The Role of Independent Evaluation and Governance
Novara Consulting Group was founded to address a visible gap in procurement practice. Public institutions lack a structured approach to evaluating sign language AI systems before adoption, and that gap creates risk for both the institution and the communities most dependent on language access.
The Sign Language Access Trust (SLAT) Index is a governance-focused framework designed to help institutions ask better questions before purchasing sign language AI systems. It is not a technical standard, and it is not a certification system. It is a structured evaluation approach that focuses on evidence transparency, governance mechanisms, community engagement, linguistic risk assessment, deployment context, and accountability structures.
SLAT assesses systems across ten governance domains: product transparency, evaluation independence, dataset documentation, error analysis, real-world validation, user engagement, deployment safeguards, escalation and override, performance monitoring, and community accountability. For each domain, SLAT asks whether vendors can provide evidence that meets standard criteria, or whether gaps remain unverified.
The goal is not to block innovation. It is to make sure that the questions being asked before purchase are the right questions, and that the answers are being subjected to independent scrutiny.
Evidence Before Adoption
The future of sign language AI should not be decided by marketing momentum alone. If public agencies are going to purchase systems that mediate language access for Deaf communities, they must demand independent evidence before adoption. That evidence should be inspected before commitment, not debated after deployment. The question is not whether sign language AI is promising. The question is whether public institutions are prepared to govern that promise responsibly.
The distinction between innovation and accountability is not a constraint on progress. It is a prerequisite for progress that is safe.
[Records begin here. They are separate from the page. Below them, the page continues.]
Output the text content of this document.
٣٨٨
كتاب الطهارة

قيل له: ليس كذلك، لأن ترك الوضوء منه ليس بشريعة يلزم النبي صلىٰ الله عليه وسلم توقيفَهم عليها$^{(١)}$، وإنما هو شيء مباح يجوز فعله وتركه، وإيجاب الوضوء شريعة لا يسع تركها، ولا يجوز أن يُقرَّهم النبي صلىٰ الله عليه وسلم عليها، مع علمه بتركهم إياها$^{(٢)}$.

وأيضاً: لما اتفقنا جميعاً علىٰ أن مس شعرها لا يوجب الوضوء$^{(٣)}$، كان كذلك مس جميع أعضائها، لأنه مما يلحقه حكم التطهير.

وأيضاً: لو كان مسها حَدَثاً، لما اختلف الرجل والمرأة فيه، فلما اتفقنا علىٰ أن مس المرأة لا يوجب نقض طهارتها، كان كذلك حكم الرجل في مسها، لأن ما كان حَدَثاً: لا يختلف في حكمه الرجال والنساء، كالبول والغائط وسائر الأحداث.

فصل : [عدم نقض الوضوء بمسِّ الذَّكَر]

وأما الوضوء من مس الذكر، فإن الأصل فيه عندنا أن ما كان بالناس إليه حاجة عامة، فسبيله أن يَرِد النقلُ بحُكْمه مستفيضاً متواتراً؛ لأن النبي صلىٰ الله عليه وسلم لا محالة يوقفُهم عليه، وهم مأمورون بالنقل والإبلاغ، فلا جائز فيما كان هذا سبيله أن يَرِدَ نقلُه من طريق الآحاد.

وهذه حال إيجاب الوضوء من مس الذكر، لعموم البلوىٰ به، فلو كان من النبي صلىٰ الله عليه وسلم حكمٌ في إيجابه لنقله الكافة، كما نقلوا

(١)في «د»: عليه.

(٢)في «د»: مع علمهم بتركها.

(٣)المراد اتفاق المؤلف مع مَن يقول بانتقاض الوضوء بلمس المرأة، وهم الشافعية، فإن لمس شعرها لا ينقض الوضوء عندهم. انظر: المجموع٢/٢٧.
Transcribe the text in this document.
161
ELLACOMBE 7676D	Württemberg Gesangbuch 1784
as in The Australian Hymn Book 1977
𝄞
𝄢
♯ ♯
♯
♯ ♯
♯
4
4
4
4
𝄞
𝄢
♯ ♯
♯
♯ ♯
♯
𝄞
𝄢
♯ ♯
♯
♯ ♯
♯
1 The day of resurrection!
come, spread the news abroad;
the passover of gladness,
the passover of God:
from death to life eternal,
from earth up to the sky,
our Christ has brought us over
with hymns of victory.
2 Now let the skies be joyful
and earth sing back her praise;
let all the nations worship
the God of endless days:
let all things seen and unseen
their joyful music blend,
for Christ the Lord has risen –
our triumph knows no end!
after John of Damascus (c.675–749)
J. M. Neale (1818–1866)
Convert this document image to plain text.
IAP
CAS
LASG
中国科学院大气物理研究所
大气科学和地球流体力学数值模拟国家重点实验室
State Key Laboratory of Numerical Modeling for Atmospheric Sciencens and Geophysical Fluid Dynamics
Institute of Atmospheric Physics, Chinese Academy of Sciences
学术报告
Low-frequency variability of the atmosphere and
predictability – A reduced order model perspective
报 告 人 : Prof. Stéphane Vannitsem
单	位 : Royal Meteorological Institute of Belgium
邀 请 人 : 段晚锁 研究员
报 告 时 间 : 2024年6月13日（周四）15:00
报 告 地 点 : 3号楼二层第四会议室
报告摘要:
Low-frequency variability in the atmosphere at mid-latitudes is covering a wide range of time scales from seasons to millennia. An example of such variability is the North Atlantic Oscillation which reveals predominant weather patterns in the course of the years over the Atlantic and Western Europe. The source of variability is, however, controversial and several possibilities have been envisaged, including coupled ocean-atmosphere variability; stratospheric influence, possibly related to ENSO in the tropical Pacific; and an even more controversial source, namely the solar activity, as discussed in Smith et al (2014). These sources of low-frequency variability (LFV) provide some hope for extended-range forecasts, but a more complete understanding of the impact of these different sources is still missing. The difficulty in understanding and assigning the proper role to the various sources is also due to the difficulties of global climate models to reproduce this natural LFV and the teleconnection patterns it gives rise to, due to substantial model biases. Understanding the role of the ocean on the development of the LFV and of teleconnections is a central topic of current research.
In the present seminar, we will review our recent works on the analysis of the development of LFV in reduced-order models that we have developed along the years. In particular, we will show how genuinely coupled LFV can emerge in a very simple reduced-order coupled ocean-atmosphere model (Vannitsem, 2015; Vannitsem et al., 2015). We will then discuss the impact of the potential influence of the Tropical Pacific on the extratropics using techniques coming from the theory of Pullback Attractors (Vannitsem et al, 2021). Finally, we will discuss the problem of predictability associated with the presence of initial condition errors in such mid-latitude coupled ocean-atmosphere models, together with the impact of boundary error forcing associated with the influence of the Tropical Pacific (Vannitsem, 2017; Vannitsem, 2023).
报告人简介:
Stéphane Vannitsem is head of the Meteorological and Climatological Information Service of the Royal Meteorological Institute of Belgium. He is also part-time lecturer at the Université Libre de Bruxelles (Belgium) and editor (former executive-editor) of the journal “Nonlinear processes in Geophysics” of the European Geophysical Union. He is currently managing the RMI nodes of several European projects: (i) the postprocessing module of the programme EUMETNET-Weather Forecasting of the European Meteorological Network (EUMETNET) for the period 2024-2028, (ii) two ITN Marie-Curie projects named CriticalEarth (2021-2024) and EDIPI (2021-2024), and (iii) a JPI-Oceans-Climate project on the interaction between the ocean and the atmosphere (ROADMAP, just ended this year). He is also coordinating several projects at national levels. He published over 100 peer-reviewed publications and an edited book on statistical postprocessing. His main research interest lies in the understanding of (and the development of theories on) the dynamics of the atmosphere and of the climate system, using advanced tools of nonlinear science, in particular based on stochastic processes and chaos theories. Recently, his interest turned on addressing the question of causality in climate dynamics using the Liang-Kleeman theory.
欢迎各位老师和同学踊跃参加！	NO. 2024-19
Public agencies that treat procurement as a governance checkpoint, not a transaction, will find vendors and systems that are willing to meet that standard. The ones that do will set a precedent for the field. The ones that don’t will bear the consequences.
Author Note: Heather M. Grizzle-Odland is Founder and CEO of Novara Consulting Group LLC, an AI governance and accessibility consulting firm. She is the developer of the Sign Language Access Trust (SLAT) Index and a doctoral student in Public Policy at Liberty University’s Helms School of Government. She writes from inside the Deaf community and is a non-speaking ASL user based in Minnesota.